しかし、その中に、過去の時間が静かに埋め込まれている場所があることには、なかなか気づきません。
山手の一角にある小さな公園。一見すると整然とした都市の空間ですが、その中に、明治時代へとつながる“断片”が残されています。
見過ごされがちな場所に残る、もうひとつの神戸
この公園は、トアロードと鯉川筋、生田新道と山手幹線に囲まれたエリアに位置し、2000年代の再開発によって2009年に整備されました。
劇場のように段差が設けられた空間構成に加え、十二支が彫られた中華風の椅子が配置されているのが特徴です。
その意匠は、この場所にかつて存在していた文化の痕跡を、さりげなく現在に引き継いでいます。
明治のレンガが語る華僑の歴史
公園の一角に設けられたレンガのモニュメント。
このレンガは、1900年(明治33年)に建てられた旧神戸中華同文学校の校舎に使われていたものです。
当時、この場所の北側には校舎が建ち、神戸に暮らす華僑の子どもたちが学ぶ教育の場として機能していました。

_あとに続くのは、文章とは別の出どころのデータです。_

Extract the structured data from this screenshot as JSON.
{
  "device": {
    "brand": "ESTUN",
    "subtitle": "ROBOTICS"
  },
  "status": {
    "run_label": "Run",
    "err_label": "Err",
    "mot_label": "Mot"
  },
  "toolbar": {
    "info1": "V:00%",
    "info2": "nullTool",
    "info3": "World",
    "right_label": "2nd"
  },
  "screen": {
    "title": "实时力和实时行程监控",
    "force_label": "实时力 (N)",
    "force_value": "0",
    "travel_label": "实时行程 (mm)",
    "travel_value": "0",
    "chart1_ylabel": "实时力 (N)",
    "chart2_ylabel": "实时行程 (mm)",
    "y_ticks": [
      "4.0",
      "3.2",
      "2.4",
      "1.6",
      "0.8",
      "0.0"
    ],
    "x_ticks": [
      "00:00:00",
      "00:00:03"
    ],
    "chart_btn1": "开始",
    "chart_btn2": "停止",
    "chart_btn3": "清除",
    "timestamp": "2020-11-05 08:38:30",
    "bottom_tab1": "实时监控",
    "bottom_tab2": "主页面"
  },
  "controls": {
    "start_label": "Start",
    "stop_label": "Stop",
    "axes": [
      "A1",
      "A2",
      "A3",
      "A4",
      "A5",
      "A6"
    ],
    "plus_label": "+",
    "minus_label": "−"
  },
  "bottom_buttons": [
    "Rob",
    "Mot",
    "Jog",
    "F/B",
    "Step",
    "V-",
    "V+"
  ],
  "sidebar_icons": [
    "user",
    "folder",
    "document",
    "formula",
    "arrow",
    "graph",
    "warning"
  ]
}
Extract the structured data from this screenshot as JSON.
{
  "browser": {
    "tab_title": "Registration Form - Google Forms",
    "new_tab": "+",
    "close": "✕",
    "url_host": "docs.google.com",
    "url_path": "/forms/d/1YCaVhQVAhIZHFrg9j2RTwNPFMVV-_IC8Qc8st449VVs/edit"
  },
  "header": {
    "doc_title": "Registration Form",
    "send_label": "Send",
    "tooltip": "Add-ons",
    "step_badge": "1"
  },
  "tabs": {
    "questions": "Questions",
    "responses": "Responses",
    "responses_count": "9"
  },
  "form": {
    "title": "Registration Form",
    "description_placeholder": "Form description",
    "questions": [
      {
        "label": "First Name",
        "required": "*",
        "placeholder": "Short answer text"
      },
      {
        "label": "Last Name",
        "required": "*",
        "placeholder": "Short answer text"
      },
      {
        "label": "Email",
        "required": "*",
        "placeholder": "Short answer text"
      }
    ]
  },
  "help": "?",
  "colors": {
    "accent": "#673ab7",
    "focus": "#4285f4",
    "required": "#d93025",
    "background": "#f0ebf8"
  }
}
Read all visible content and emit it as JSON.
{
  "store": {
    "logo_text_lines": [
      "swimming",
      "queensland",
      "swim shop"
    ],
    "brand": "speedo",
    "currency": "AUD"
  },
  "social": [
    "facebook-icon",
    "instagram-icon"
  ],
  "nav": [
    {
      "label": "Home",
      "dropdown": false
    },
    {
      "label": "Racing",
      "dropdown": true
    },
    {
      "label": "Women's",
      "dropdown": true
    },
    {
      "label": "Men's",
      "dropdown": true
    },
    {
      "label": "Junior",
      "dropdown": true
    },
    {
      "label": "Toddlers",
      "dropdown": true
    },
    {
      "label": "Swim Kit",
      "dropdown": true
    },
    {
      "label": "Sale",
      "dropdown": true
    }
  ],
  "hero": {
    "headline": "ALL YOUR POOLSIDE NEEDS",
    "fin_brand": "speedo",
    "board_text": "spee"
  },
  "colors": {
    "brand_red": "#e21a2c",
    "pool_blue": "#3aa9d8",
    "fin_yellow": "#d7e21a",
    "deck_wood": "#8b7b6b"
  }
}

しかし1945年、神戸大空襲によって校舎は焼失。建物は失われましたが、そのときに残されたレンガだけが、形を変えて現在に受け継がれています。
“残されたもの”が都市に意味を与える
新しく整備された公園の中に、あえて残された古い素材。
それは単なる保存ではなく、「ここに何があったのか」を伝えるための装置です。
レンガは語りませんが、その存在自体が、華僑の学校の歴史、戦災の記録、そして再生された都市の時間を静かに示しています。
現在の神戸中華同文学校へと続く時間
現在も、神戸中華同文学校 は神戸市中央区に位置し、華僑の教育機関として続いています。
校舎の外壁には、中国革命の指導者である孫文がこの地を訪れたことを伝える記念レリーフが設置されており、神戸と華僑の歴史的なつながりを象徴する存在となっています。
神戸に暮らす華僑の歴史とともに、明治という時代から続く記憶がかたちを変えてこの公園に残されています。
何気ない場所に目を向けたとき、神戸という都市の奥行きは、思っている以上に深いのかもしれません。